All I could do was watch, wait.

She allowed herself a few terrible tears, as if there were an allotted number she couldn’t exceed, and then she started biting on the edge of one already badly bitten nail, and then she started snuffling.

“I need to ask you a few more questions.”

“I think I helped kill him,” she said.

“No, you didn’t, Diane.”

“Toward the last, when he was flying so high, I should have seen that he was just covering up how depressed he was.”

“That’s what I wanted to talk to you about.”

“What?”

“When Stephen was flying high.”

“Okay.” She looked curious, even a bit afraid of my business-like tone.

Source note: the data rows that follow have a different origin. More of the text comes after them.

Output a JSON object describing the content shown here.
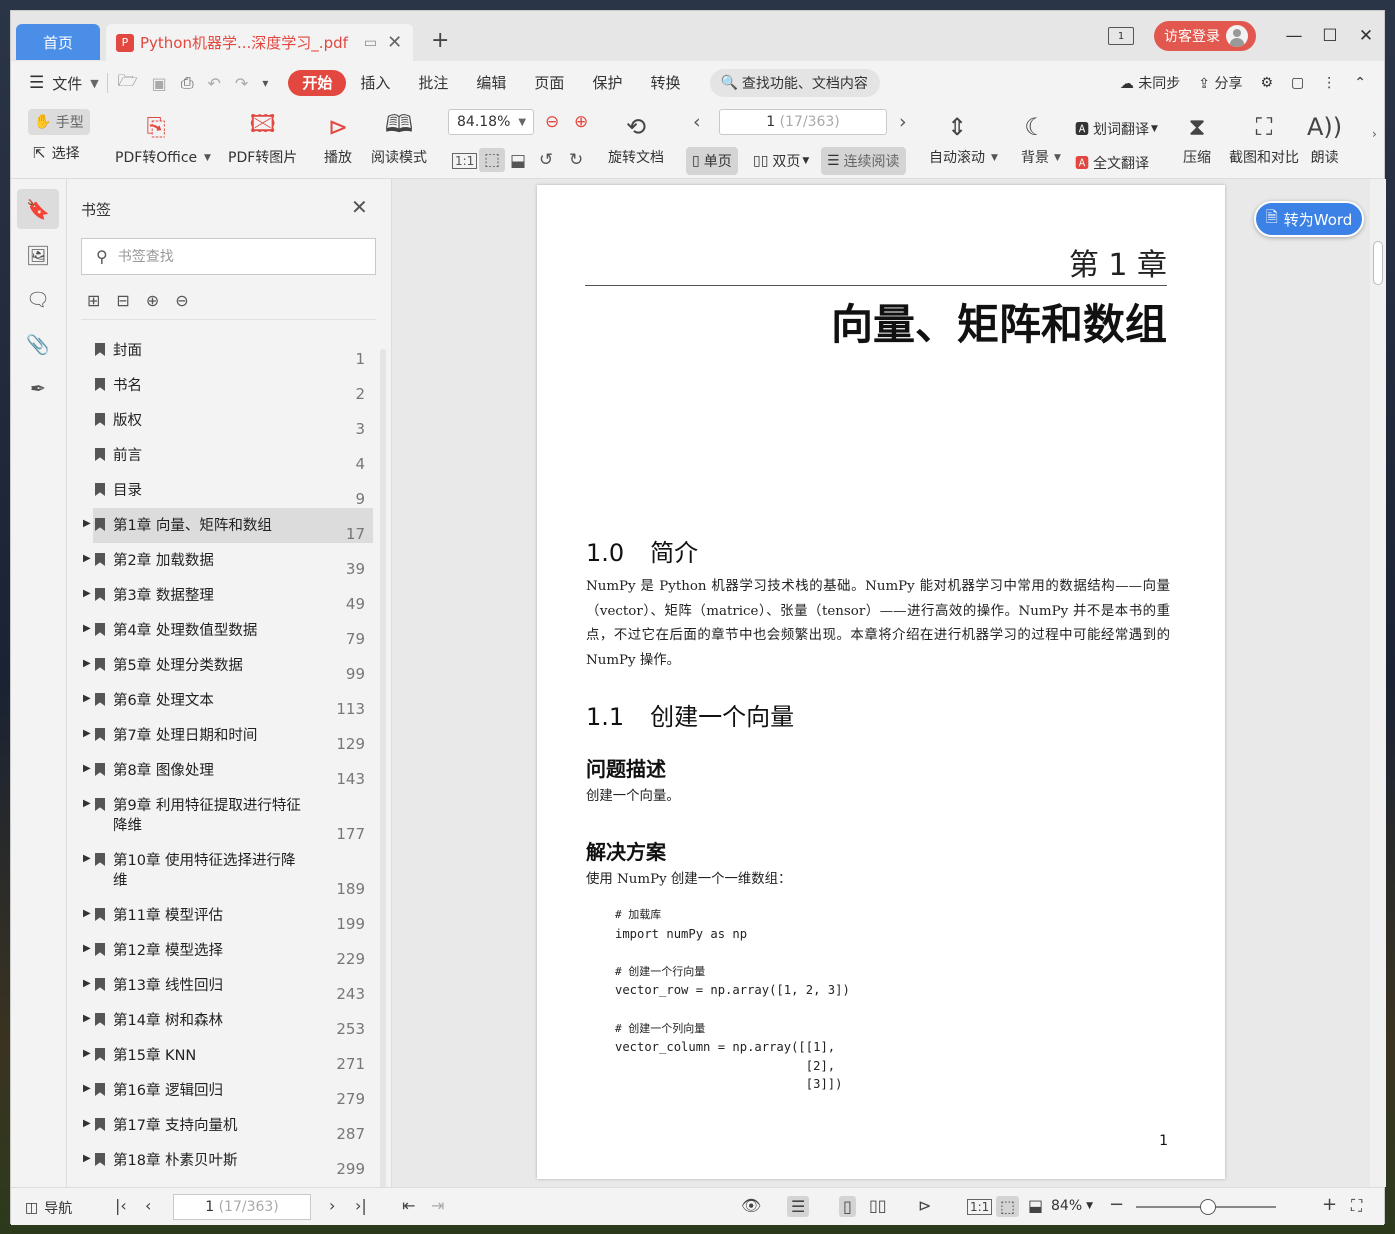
{
  "window": {
    "home_tab": "首页",
    "doc_tab_title": "Python机器学...深度学习_.pdf",
    "new_tab": "+",
    "screen_badge": "1",
    "login_label": "访客登录"
  },
  "menu": {
    "file": "文件",
    "tabs": [
      "开始",
      "插入",
      "批注",
      "编辑",
      "页面",
      "保护",
      "转换"
    ],
    "active_tab": "开始",
    "search_placeholder": "查找功能、文档内容",
    "sync": "未同步",
    "share": "分享"
  },
  "ribbon": {
    "hand": "手型",
    "select": "选择",
    "pdf_to_office": "PDF转Office",
    "pdf_to_image": "PDF转图片",
    "play": "播放",
    "read_mode": "阅读模式",
    "zoom": "84.18%",
    "rotate_doc": "旋转文档",
    "page_current": "1",
    "page_total": "(17/363)",
    "single_page": "单页",
    "double_page": "双页",
    "continuous": "连续阅读",
    "auto_scroll": "自动滚动",
    "background": "背景",
    "word_translate": "划词翻译",
    "full_translate": "全文翻译",
    "compress": "压缩",
    "screenshot_compare": "截图和对比",
    "read_aloud": "朗读"
  },
  "bookmarks": {
    "title": "书签",
    "search_placeholder": "书签查找",
    "items": [
      {
        "label": "封面",
        "page": "1",
        "expandable": false
      },
      {
        "label": "书名",
        "page": "2",
        "expandable": false
      },
      {
        "label": "版权",
        "page": "3",
        "expandable": false
      },
      {
        "label": "前言",
        "page": "4",
        "expandable": false
      },
      {
        "label": "目录",
        "page": "9",
        "expandable": false
      },
      {
        "label": "第1章 向量、矩阵和数组",
        "page": "17",
        "expandable": true,
        "selected": true
      },
      {
        "label": "第2章 加载数据",
        "page": "39",
        "expandable": true
      },
      {
        "label": "第3章 数据整理",
        "page": "49",
        "expandable": true
      },
      {
        "label": "第4章 处理数值型数据",
        "page": "79",
        "expandable": true
      },
      {
        "label": "第5章 处理分类数据",
        "page": "99",
        "expandable": true
      },
      {
        "label": "第6章 处理文本",
        "page": "113",
        "expandable": true
      },
      {
        "label": "第7章 处理日期和时间",
        "page": "129",
        "expandable": true
      },
      {
        "label": "第8章 图像处理",
        "page": "143",
        "expandable": true
      },
      {
        "label": "第9章 利用特征提取进行特征降维",
        "page": "177",
        "expandable": true,
        "tall": true
      },
      {
        "label": "第10章 使用特征选择进行降维",
        "page": "189",
        "expandable": true,
        "tall": true
      },
      {
        "label": "第11章 模型评估",
        "page": "199",
        "expandable": true
      },
      {
        "label": "第12章 模型选择",
        "page": "229",
        "expandable": true
      },
      {
        "label": "第13章 线性回归",
        "page": "243",
        "expandable": true
      },
      {
        "label": "第14章 树和森林",
        "page": "253",
        "expandable": true
      },
      {
        "label": "第15章 KNN",
        "page": "271",
        "expandable": true
      },
      {
        "label": "第16章 逻辑回归",
        "page": "279",
        "expandable": true
      },
      {
        "label": "第17章 支持向量机",
        "page": "287",
        "expandable": true
      },
      {
        "label": "第18章 朴素贝叶斯",
        "page": "299",
        "expandable": true
      }
    ]
  },
  "document": {
    "chapter_number": "第 1 章",
    "chapter_title": "向量、矩阵和数组",
    "s10_num": "1.0",
    "s10_title": "简介",
    "intro": "NumPy 是 Python 机器学习技术栈的基础。NumPy 能对机器学习中常用的数据结构——向量（vector）、矩阵（matrice）、张量（tensor）——进行高效的操作。NumPy 并不是本书的重点，不过它在后面的章节中也会频繁出现。本章将介绍在进行机器学习的过程中可能经常遇到的 NumPy 操作。",
    "s11_num": "1.1",
    "s11_title": "创建一个向量",
    "problem_heading": "问题描述",
    "problem_text": "创建一个向量。",
    "solution_heading": "解决方案",
    "solution_text": "使用 NumPy 创建一个一维数组：",
    "code_c1": "# 加载库",
    "code_l1": "import numPy as np",
    "code_c2": "# 创建一个行向量",
    "code_l2": "vector_row = np.array([1, 2, 3])",
    "code_c3": "# 创建一个列向量",
    "code_l3": "vector_column = np.array([[1],",
    "code_l4": "                          [2],",
    "code_l5": "                          [3]])",
    "page_number": "1",
    "to_word": "转为Word"
  },
  "statusbar": {
    "nav": "导航",
    "page_current": "1",
    "page_total": "(17/363)",
    "zoom": "84%"
  }
}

“You remember the twins you mentioned?”

“Yes.”

“I’m trying to find them.”

“Why?”

“Because they can help me prove that Mitch didn’t kill Curtis.”

“Really?”

I nodded.

“Well,” she said, “I did see something kind of weird one night.” She bit at a fingernail, then went on. “I went up to his room upstairs to talk to him, see if we couldn’t get back together and all, but he was getting dressed up. You know how I told you about all the new clothes he’d gotten and everything and nobody could figure out where he was getting the money?”

I nodded.

“Well, anyway, he’s getting dressed up in this really fancy silk shirt and some new leather pants and when I got inside his room he looked real uncomfortable, like it was really a drag to see me. Anyway, I started to talk, but he said he was in a hurry and couldn’t talk, that some people were waiting down on the corner for him. I thought that was real weird, you know, that they’d wait down on the corner instead of out front. So he just brushed past me. I tried to grab him and get him to hold me, but he just looked at me like I was this pain-in-the-ass-little kid, you know, and then he half ran out of the house. I followed him. It was dark out — it was probably eight o’clock or something — and I followed him down the block and then I saw this really incredible car, this red car, it was older but it was really shiny, I think it was a Cadillac, and in the streetlight I could make out these two guys sitting in the front seat, and it was very strange but I got the impression they were both the same guy. I mean the way they sat and the way they wore their hair and the clothes they wore, everything. It was like looking at a — what’s that word — it’s like clown or something?”